Gestaltungsfeld Wissenschaft: Spielt Wissenschaft noch eine Rolle? Transdisziplinäre Forschung im Anthropozän 

Silke Beck, UFZ, Leipzig; Matthias Bergmann, ISOE; Regine Kollek, Universität Hamburg; Alexandra Lux, ISOE 

Die zahlreichen Nachhaltigkeitsprobleme im Anthropozän erfordern schnelle und umfassende Lösungen. Wissenschaftliche Erkenntnisse, die etwa auf die dramatischen Folgen des Klimawandels verweisen, zeigen dies deutlich. Teile der Gesellschaft wie die „Fridays for Future“-Bewegung nehmen diesen wachsenden Problemdruck immer stärker wahr. Sie fordern besonders von der Politik ein konsequenteres Engagement. Aber auch die Wissenschaft wird mit Nachdruck als legitimierende Instanz für politische Forderungen in die Pflicht genommen. Umgekehrt reagieren auch wissenschaftliche Akteure auf den Problemdruck, indem sie immer häufiger selbst als Aktivist*innen auftreten. Gleichzeitig ist eine Gegenbewegung erkennbar, die Zweifel an der Wissenschaft demonstriert. Diese Bewegung sieht Nachhaltigkeitsforschung als Bedrohung gewohnter Lebensweisen. Im Gestaltungsfeld Wissenschaft standen folgende Fragen im Mittelpunkt: Welche Rollen und welche Verantwortung hat Wissenschaft in Krisenzeiten und wie geht sie mit Konflikten um, die aus unterschiedlichen gesellschaftlichen Erwartungen entstehen?
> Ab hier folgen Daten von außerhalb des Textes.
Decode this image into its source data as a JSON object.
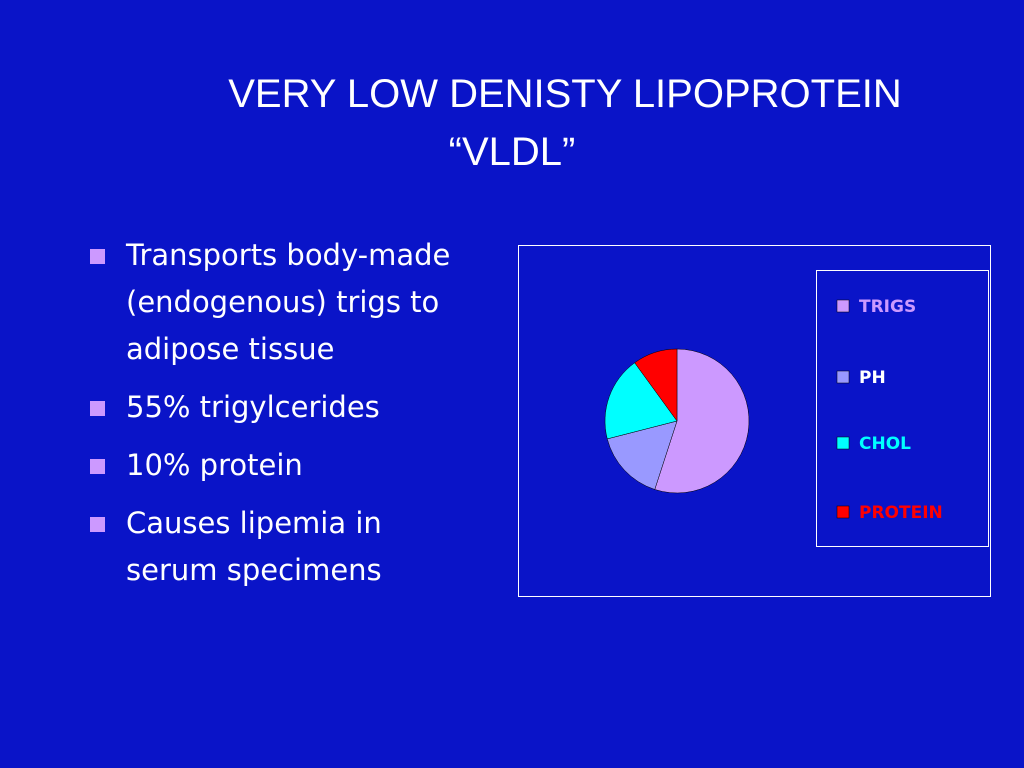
{
  "slide": {
    "title": [
      "VERY LOW DENISTY LIPOPROTEIN",
      "“VLDL”"
    ],
    "bullets": [
      "Transports body-made (endogenous) trigs to adipose tissue",
      "55% trigylcerides",
      "10% protein",
      "Causes lipemia in serum specimens"
    ]
  },
  "chart_data": {
    "type": "pie",
    "categories": [
      "TRIGS",
      "PH",
      "CHOL",
      "PROTEIN"
    ],
    "values": [
      55,
      16,
      19,
      10
    ],
    "colors": [
      "#cc99ff",
      "#9999ff",
      "#00ffff",
      "#ff0000"
    ],
    "legend": "right"
  }
}
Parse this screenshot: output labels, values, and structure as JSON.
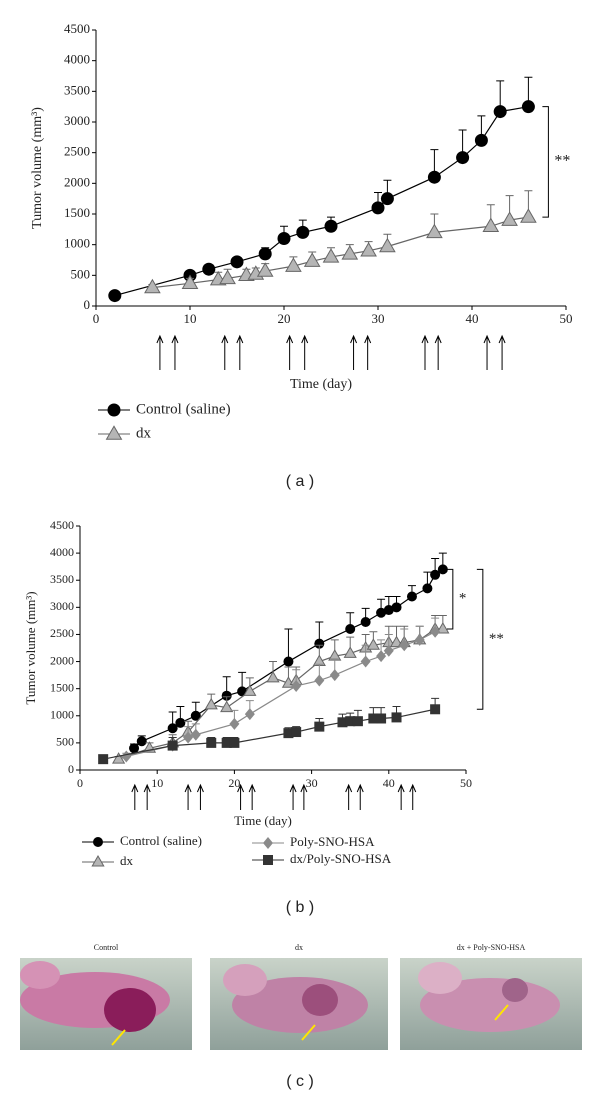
{
  "chart_data": [
    {
      "type": "line",
      "panel_label": "( a )",
      "x_label": "Time (day)",
      "y_label": "Tumor volume (mm³)",
      "xlim": [
        0,
        50
      ],
      "xticks": [
        0,
        10,
        20,
        30,
        40,
        50
      ],
      "ylim": [
        0,
        4500
      ],
      "yticks": [
        0,
        500,
        1000,
        1500,
        2000,
        2500,
        3000,
        3500,
        4000,
        4500
      ],
      "dose_days": [
        6.8,
        8.4,
        13.7,
        15.3,
        20.6,
        22.2,
        27.4,
        28.9,
        35,
        36.4,
        41.6,
        43.2
      ],
      "annotations": [
        "**"
      ],
      "series": [
        {
          "name": "Control (saline)",
          "marker": "circle",
          "color": "#000000",
          "x": [
            2,
            10,
            12,
            15,
            18,
            20,
            22,
            25,
            30,
            31,
            36,
            39,
            41,
            43,
            46
          ],
          "values": [
            170,
            500,
            600,
            720,
            850,
            1100,
            1200,
            1300,
            1600,
            1750,
            2100,
            2420,
            2700,
            3170,
            3250
          ],
          "errors": [
            0,
            50,
            50,
            60,
            100,
            200,
            200,
            150,
            250,
            300,
            450,
            450,
            400,
            500,
            480
          ]
        },
        {
          "name": "dx",
          "marker": "triangle",
          "color": "#b5b5b5",
          "x": [
            6,
            10,
            13,
            14,
            16,
            17,
            18,
            21,
            23,
            25,
            27,
            29,
            31,
            36,
            42,
            44,
            46
          ],
          "values": [
            300,
            370,
            430,
            450,
            500,
            520,
            570,
            650,
            730,
            800,
            850,
            900,
            970,
            1200,
            1300,
            1400,
            1450
          ],
          "errors": [
            50,
            80,
            120,
            150,
            100,
            100,
            120,
            150,
            150,
            150,
            150,
            150,
            200,
            300,
            350,
            400,
            430
          ]
        }
      ]
    },
    {
      "type": "line",
      "panel_label": "( b )",
      "x_label": "Time (day)",
      "y_label": "Tumor volume (mm³)",
      "xlim": [
        0,
        50
      ],
      "xticks": [
        0,
        10,
        20,
        30,
        40,
        50
      ],
      "ylim": [
        0,
        4500
      ],
      "yticks": [
        0,
        500,
        1000,
        1500,
        2000,
        2500,
        3000,
        3500,
        4000,
        4500
      ],
      "dose_days": [
        7.1,
        8.7,
        14,
        15.6,
        20.8,
        22.3,
        27.6,
        29,
        34.8,
        36.3,
        41.6,
        43.1
      ],
      "annotations": [
        "*",
        "**"
      ],
      "series": [
        {
          "name": "Control (saline)",
          "marker": "circle",
          "color": "#000000",
          "x": [
            7,
            8,
            12,
            13,
            15,
            19,
            21,
            27,
            31,
            35,
            37,
            39,
            40,
            41,
            43,
            45,
            46,
            47
          ],
          "values": [
            400,
            530,
            770,
            870,
            1000,
            1370,
            1450,
            2000,
            2330,
            2600,
            2730,
            2900,
            2950,
            3000,
            3200,
            3350,
            3600,
            3700
          ],
          "errors": [
            80,
            100,
            300,
            300,
            250,
            350,
            350,
            600,
            400,
            300,
            250,
            250,
            250,
            200,
            200,
            300,
            300,
            300
          ]
        },
        {
          "name": "dx",
          "marker": "triangle",
          "color": "#b5b5b5",
          "x": [
            5,
            9,
            12,
            14,
            17,
            19,
            22,
            25,
            27,
            28,
            31,
            33,
            35,
            37,
            38,
            40,
            41,
            42,
            44,
            46,
            47
          ],
          "values": [
            200,
            400,
            500,
            700,
            1200,
            1150,
            1450,
            1700,
            1600,
            1650,
            2000,
            2100,
            2150,
            2250,
            2300,
            2350,
            2350,
            2350,
            2400,
            2600,
            2600
          ],
          "errors": [
            50,
            100,
            150,
            200,
            200,
            200,
            250,
            300,
            300,
            250,
            300,
            300,
            300,
            250,
            250,
            300,
            300,
            300,
            250,
            250,
            250
          ]
        },
        {
          "name": "Poly-SNO-HSA",
          "marker": "diamond",
          "color": "#8a8a8a",
          "x": [
            6,
            12,
            14,
            15,
            20,
            22,
            28,
            31,
            33,
            37,
            39,
            40,
            42,
            44,
            46
          ],
          "values": [
            250,
            450,
            600,
            650,
            850,
            1030,
            1550,
            1650,
            1750,
            2000,
            2100,
            2200,
            2300,
            2400,
            2550
          ],
          "errors": [
            60,
            150,
            200,
            200,
            250,
            250,
            300,
            300,
            300,
            300,
            300,
            300,
            300,
            250,
            250
          ]
        },
        {
          "name": "dx/Poly-SNO-HSA",
          "marker": "square",
          "color": "#333333",
          "x": [
            3,
            12,
            17,
            19,
            20,
            27,
            28,
            31,
            34,
            35,
            36,
            38,
            39,
            41,
            46
          ],
          "values": [
            200,
            450,
            500,
            500,
            500,
            680,
            700,
            800,
            880,
            900,
            900,
            950,
            950,
            970,
            1120
          ],
          "errors": [
            0,
            150,
            100,
            100,
            100,
            100,
            100,
            150,
            150,
            150,
            200,
            200,
            200,
            200,
            200
          ]
        }
      ]
    }
  ],
  "photos": {
    "panel_label": "( c )",
    "captions": [
      "Control",
      "dx",
      "dx + Poly-SNO-HSA"
    ]
  }
}
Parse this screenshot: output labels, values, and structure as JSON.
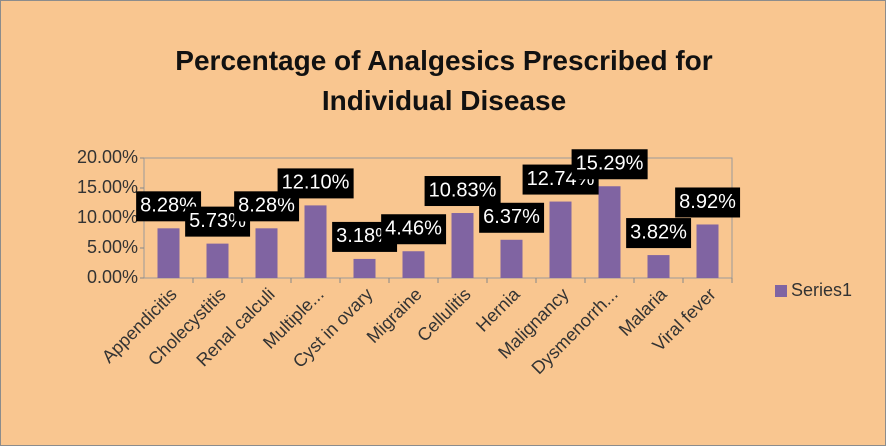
{
  "chart_data": {
    "type": "bar",
    "title": "Percentage of Analgesics Prescribed for Individual Disease",
    "categories": [
      "Appendicitis",
      "Cholecystitis",
      "Renal calculi",
      "Multiple...",
      "Cyst in ovary",
      "Migraine",
      "Cellulitis",
      "Hernia",
      "Malignancy",
      "Dysmenorrh...",
      "Malaria",
      "Viral fever"
    ],
    "series": [
      {
        "name": "Series1",
        "color": "#8064a2",
        "values": [
          8.28,
          5.73,
          8.28,
          12.1,
          3.18,
          4.46,
          10.83,
          6.37,
          12.74,
          15.29,
          3.82,
          8.92
        ],
        "value_labels": [
          "8.28%",
          "5.73%",
          "8.28%",
          "12.10%",
          "3.18%",
          "4.46%",
          "10.83%",
          "6.37%",
          "12.74%",
          "15.29%",
          "3.82%",
          "8.92%"
        ]
      }
    ],
    "ylim": [
      0,
      20
    ],
    "yticks": [
      {
        "value": 0,
        "label": "0.00%"
      },
      {
        "value": 5,
        "label": "5.00%"
      },
      {
        "value": 10,
        "label": "10.00%"
      },
      {
        "value": 15,
        "label": "15.00%"
      },
      {
        "value": 20,
        "label": "20.00%"
      }
    ],
    "legend": "right"
  }
}
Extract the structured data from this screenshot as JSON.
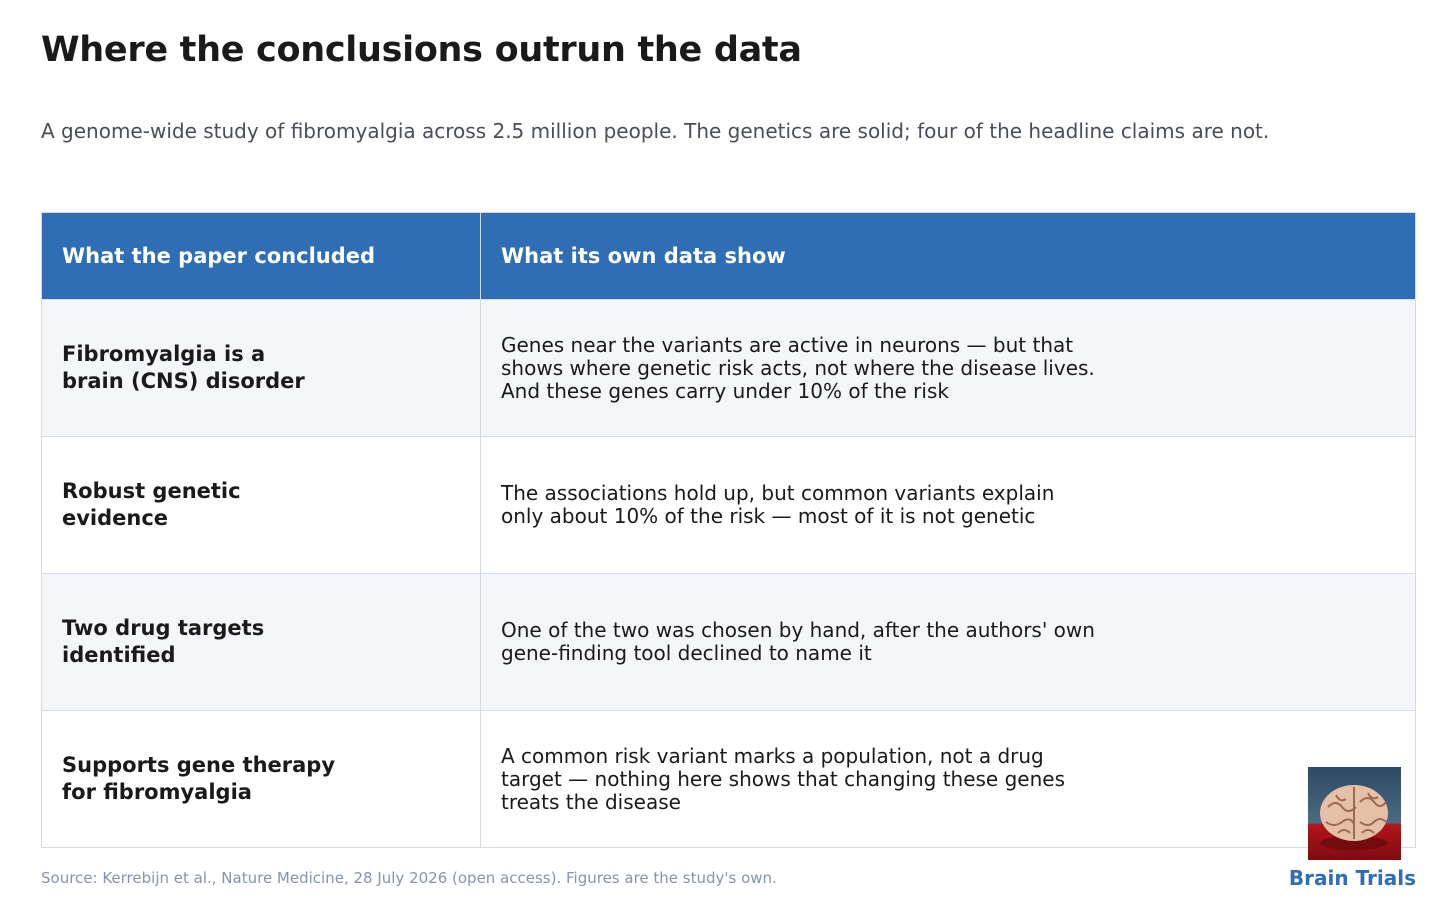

Die sozial-ökologische Zukunft heute gestalten – (k)ein Widerspruch?

Abschlussdiskussion mit Vertreter*innen aus den Gestaltungsfeldern 

Closing Remarks

Martina Winker, ISOE

Vertreter*innen aus den Gestaltungsfeldern berichteten in der abschließenden Diskussion von der Arbeit in den Gestaltungfeldern und zogen ein erstes Resümee.